Enforcing human in the loop is useless because of gradual disempowerment type concerns/selection effects. So you need to go up a level and build the legal/technical infrastructure that makes verification, trust, etc. easier for both humans and AI. So agent IDs, reputation schemes for trust, and zero-trust mechanisms like escrow, liability (tied to trusted people/institutions, etc.).
Random thoughts about multiagent risks and policies to address them:I think enforcing human in the loop might be counterproductive and disempowering. If economic competition/selection pressures for fast decision making and action are intense then orgs/nations/institutions that enforce human in the loop might just get sidelined/pushed into a parallel fake economy/power structure. Some of the EU and UN AI governance work feels like it’s already getting outpaced in this way.
Instead it might be better to work on technical/governance infrastructure like agent IDs, robust reputation systems, (for making it cheaper and quicker to trust AI agents) or liability, escrow, etc. (for making trust less necessary for depending on AI agents). Ideally these would buy you more human control for less human-in-the-loop. (edited)

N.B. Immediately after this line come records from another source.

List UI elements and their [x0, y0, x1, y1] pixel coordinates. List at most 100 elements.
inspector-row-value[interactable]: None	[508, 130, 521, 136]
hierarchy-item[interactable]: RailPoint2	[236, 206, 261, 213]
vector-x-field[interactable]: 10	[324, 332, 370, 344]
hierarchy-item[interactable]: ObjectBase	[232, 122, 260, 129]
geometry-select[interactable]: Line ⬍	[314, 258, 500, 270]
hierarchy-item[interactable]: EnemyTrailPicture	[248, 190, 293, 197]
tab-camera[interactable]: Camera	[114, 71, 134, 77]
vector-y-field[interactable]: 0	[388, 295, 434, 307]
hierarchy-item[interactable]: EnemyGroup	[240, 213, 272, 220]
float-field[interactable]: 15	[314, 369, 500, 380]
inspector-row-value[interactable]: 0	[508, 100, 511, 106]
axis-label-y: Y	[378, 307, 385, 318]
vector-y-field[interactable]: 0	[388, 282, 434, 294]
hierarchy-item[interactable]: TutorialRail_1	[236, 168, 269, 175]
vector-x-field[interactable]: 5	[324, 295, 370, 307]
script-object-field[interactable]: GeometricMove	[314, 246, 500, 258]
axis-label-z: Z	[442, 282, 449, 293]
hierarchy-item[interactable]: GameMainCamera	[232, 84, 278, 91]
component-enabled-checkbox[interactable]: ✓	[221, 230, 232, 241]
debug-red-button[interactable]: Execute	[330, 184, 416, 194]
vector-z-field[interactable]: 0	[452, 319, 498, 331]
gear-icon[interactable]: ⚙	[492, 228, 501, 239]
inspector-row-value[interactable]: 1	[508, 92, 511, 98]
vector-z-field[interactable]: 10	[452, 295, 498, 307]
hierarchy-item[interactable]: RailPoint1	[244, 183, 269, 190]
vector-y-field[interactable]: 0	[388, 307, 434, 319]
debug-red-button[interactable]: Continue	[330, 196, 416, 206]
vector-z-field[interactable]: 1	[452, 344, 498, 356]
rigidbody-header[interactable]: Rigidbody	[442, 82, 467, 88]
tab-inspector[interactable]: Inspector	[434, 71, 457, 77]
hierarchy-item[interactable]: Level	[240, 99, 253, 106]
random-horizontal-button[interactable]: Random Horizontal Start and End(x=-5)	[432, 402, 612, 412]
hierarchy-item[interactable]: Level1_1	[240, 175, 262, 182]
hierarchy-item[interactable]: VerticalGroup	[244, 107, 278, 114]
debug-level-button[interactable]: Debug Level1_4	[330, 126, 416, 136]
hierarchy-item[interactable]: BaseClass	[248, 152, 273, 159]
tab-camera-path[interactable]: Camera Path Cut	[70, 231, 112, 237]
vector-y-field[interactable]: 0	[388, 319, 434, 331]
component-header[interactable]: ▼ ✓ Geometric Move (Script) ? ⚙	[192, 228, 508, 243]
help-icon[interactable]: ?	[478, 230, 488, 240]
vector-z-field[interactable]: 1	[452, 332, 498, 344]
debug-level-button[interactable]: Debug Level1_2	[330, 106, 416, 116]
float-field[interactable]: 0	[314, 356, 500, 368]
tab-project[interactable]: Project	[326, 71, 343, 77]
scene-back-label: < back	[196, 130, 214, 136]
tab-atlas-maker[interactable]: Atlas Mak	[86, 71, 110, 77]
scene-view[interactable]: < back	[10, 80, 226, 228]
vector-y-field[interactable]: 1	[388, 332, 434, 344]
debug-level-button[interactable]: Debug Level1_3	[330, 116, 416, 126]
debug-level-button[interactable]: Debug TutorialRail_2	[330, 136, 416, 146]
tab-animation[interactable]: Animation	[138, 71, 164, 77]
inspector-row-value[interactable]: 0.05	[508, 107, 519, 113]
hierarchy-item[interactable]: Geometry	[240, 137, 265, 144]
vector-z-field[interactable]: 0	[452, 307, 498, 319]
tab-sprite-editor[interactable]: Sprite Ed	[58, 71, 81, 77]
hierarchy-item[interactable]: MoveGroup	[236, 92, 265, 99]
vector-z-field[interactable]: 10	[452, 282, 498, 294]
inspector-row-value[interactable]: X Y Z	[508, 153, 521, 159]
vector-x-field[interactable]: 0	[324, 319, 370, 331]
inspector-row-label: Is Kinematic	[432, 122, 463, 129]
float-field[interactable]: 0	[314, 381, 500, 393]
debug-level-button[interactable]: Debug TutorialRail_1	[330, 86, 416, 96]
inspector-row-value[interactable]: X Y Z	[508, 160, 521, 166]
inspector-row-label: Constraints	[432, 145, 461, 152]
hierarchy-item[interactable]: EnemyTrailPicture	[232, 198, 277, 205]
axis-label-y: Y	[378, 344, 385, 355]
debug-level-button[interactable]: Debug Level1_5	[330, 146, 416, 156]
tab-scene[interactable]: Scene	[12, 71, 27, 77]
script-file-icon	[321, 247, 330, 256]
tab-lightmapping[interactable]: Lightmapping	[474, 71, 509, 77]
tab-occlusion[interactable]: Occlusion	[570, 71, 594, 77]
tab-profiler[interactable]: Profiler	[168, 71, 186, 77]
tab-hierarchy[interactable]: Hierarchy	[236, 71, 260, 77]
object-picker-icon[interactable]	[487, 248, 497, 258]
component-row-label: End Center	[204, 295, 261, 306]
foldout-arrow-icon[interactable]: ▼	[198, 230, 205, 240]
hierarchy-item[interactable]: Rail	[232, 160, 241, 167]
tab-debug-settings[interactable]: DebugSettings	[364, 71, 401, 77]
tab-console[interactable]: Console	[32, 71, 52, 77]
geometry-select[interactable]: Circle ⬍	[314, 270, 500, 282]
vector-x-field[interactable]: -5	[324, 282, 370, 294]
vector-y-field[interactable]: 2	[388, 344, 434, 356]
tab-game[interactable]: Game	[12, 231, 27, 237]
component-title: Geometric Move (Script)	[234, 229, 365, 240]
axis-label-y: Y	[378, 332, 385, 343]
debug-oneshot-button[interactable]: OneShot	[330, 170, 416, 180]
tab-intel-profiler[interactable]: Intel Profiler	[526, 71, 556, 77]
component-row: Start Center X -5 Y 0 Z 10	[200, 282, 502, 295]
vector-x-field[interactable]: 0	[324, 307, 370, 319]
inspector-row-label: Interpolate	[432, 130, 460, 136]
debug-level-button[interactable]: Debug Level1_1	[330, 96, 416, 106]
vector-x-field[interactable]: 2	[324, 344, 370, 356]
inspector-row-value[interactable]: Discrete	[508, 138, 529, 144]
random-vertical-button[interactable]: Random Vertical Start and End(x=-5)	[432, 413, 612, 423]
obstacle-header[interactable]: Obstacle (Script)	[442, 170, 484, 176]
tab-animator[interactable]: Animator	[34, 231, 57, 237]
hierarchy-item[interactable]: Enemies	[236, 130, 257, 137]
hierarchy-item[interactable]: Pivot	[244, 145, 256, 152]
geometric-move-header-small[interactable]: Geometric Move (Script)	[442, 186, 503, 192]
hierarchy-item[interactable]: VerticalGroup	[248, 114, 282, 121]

Dwarkeshs question about where are the Novel insights given the memorisation was very generative. What generator could produce more questions like that. What are things AI is much better at than humans, what’s an output of humans doing that thing, do AIs produce that output, if not why not. This should hopefully produce more narrative violations.
Alex tabbarok: AIs will themselves be part of the economy. Firms and individuals use AIs to make decisions. Thus, any AI has to take into account the decisions of other AIs. But no AI is going to be so far advanced beyond other AIs that this will be possible. In other words, as AIs increase in power so does the complexity of the economy.
The problem of perfectly organizing an economy does not become easier with greater computing power precisely because greater computing power also makes the economy more complex.